Member of the Alabama House of Representatives from the 10th district
- In office November 6, 2002 – November 10, 2022
- Preceded by: James C. Haney
- Succeeded by: David Cole

Personal details
- Born: September 17, 1954 (age 71) Stockton, California
- Party: Independent (2023–present) Republican (until 2023)

Military service
- Allegiance: United States of America
- Branch/service: United States Marine Corps
- Years of service: 1973–1977
- Rank: Sergeant

= Mike Ball =

American politician

Michel A. Ball (born September 17, 1954) is an American politician who was a member of the Alabama House of Representatives, representing its 10th district from 2002 to 2022.

==Biography==
Ball was born in Stockton, California where he lived until 1963 with his sister Linda and his mother who was unable to care for the children. Because of their mother's chronic severe mental illness, he and his sister were placed in foster care until California authorities arranged for the children to live with their father Leldon Ball, who operated a sawmill in Hartselle, Alabama. At 9 years old, Ball met his father for the first time when he and his sister arrived at the Birmingham, Alabama airport.
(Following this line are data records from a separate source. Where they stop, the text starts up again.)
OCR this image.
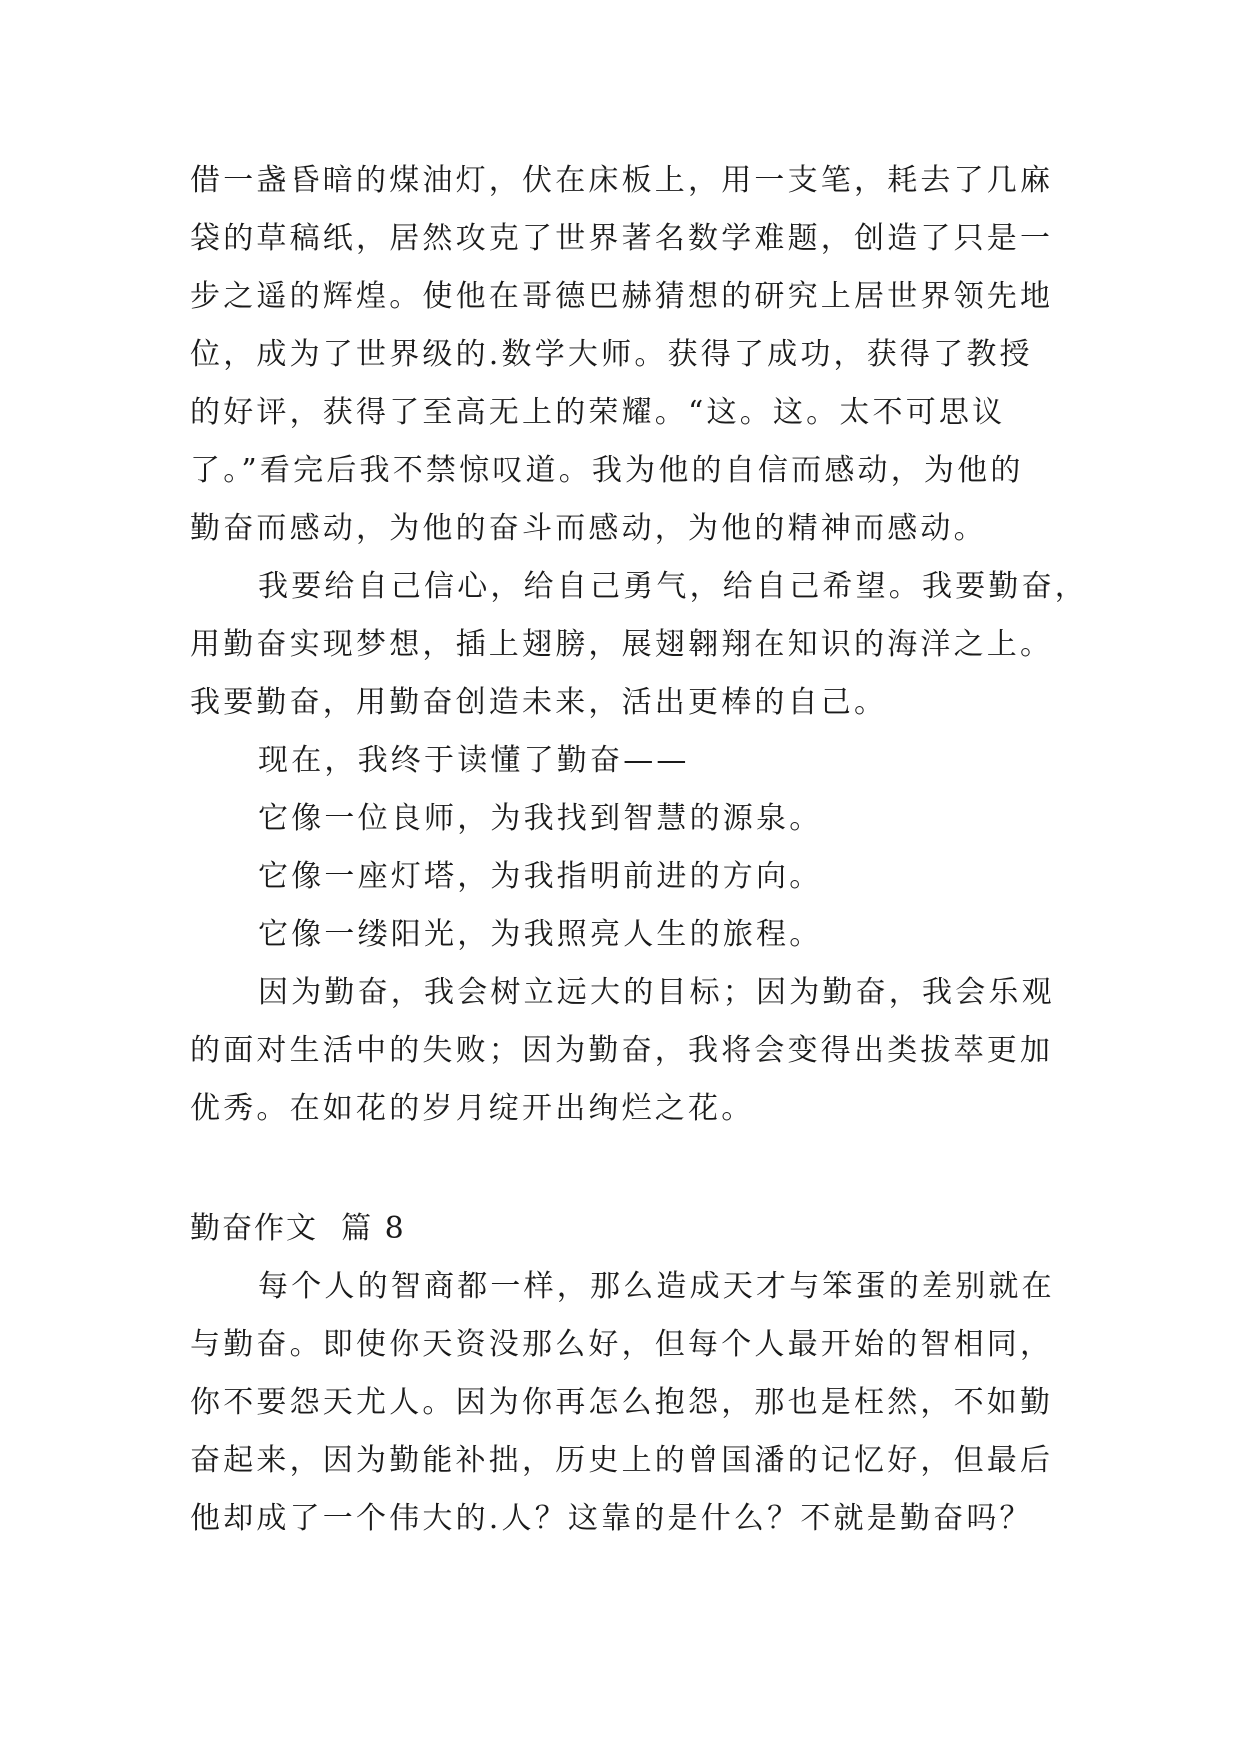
借一盏昏暗的煤油灯，伏在床板上，用一支笔，耗去了几麻
袋的草稿纸，居然攻克了世界著名数学难题，创造了只是一
步之遥的辉煌。使他在哥德巴赫猜想的研究上居世界领先地
位，成为了世界级的.数学大师。获得了成功，获得了教授
的好评，获得了至高无上的荣耀。“这。这。太不可思议
了。”看完后我不禁惊叹道。我为他的自信而感动，为他的
勤奋而感动，为他的奋斗而感动，为他的精神而感动。
我要给自己信心，给自己勇气，给自己希望。我要勤奋，
用勤奋实现梦想，插上翅膀，展翅翱翔在知识的海洋之上。
我要勤奋，用勤奋创造未来，活出更棒的自己。
现在，我终于读懂了勤奋——
它像一位良师，为我找到智慧的源泉。
它像一座灯塔，为我指明前进的方向。
它像一缕阳光，为我照亮人生的旅程。
因为勤奋，我会树立远大的目标；因为勤奋，我会乐观
的面对生活中的失败；因为勤奋，我将会变得出类拔萃更加
优秀。在如花的岁月绽开出绚烂之花。
勤奋作文  篇 8
每个人的智商都一样，那么造成天才与笨蛋的差别就在
与勤奋。即使你天资没那么好，但每个人最开始的智相同，
你不要怨天尤人。因为你再怎么抱怨，那也是枉然，不如勤
奋起来，因为勤能补拙，历史上的曾国潘的记忆好，但最后
他却成了一个伟大的.人？这靠的是什么？不就是勤奋吗？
His father immediately began instilling into his son the value of service, faith, respect for others, and humility; as well as the love of music and education. He was working alongside his father at the sawmill when a flying board struck them. Because he turned to protect his 14-year-old son instead of moving out of danger, Leldon Ball was killed instantly.

Ball lived with various friends and relatives in Hartselle until joining the U.S. Marine Corps in 1973 soon after graduating high school. He was honorably discharged as a sergeant in 1977. A previous ruling by U.S. Federal Judge Frank M. Johnson, Jr that removed height and weight restrictions cleared the way for Ball at 5'4" and 135 lbs to become an Alabama State Trooper in 1978, the smallest in its history at the time.

He served in uniform as a highway patrolman for 8 years, as well as a member of the SWAT team and the Special Operations Unit.  In 1986, Ball transferred to the Major Crimes Unit of the Alabama Bureau of Investigation conducting a wide variety of criminal inv including His investigations included homicide, public corruption, voter fraud, child abuse, and organized crime. He was also the lead hostage negotiator in numerous hostage/barricade suspect incidents throughout the state. Ball retired from the Alabama State Troopers in 2002 with 25 years of law enforcement service.

In 2002, Ball was elected as a Republican to represent the 10th District in the Alabama Legislature which encompasses Redstone Arsenal, the Marshall Space Flight Center, and the U.S. Space and Rocket Center.

During his 20-year tenure as a state representative he served as Chairman of the House Ethics and Campaign Finance Committee and the Chairman of the Madison County House Delegation, in addition multiple other committees including Judiciary, Public Safety, Education Policy, County and Municipal Government, State Government, and Internal Affairs.

Although, much of his legislative career was focused the promotion of comprehensive Ethics and Transparency reforms in Alabama, he is probably best known for his advocacy for medical cannabis since the passage of Carly's Law in 2014, Leni's Law in 2016, and the Darren Wesley "Ato" Hall Compassion Act in 2021.

After several years of declining interest in partisan politics, Ball chose not to run for another legislative term in 2022, to publish his memoir, Picking, Politicking, and Pontificating (While Faithfully Fighting Corruption) and devote his attention to writing, storytelling, mentoring, and music.

Soon after his final session in 2022, Ball left the Republican Party, declaring himself an unaffiliated independent. During the 2022 campaign between the Republican candidate David Cole and the Democratic candidate Marilyn Lands, Ball remained neutral; although Lands had been his campaign manager in 2002 when he was first elected to the state legislature. However, following the 2023 resignation of Ball's successor in the 10th district, David Cole, following an election fraud conviction, Ball endorsed Lands when she ran in the subsequent special election as a Democrat.

Ball and his wife Karen live in Madison, Alabama with their two dogs Grant and Molly.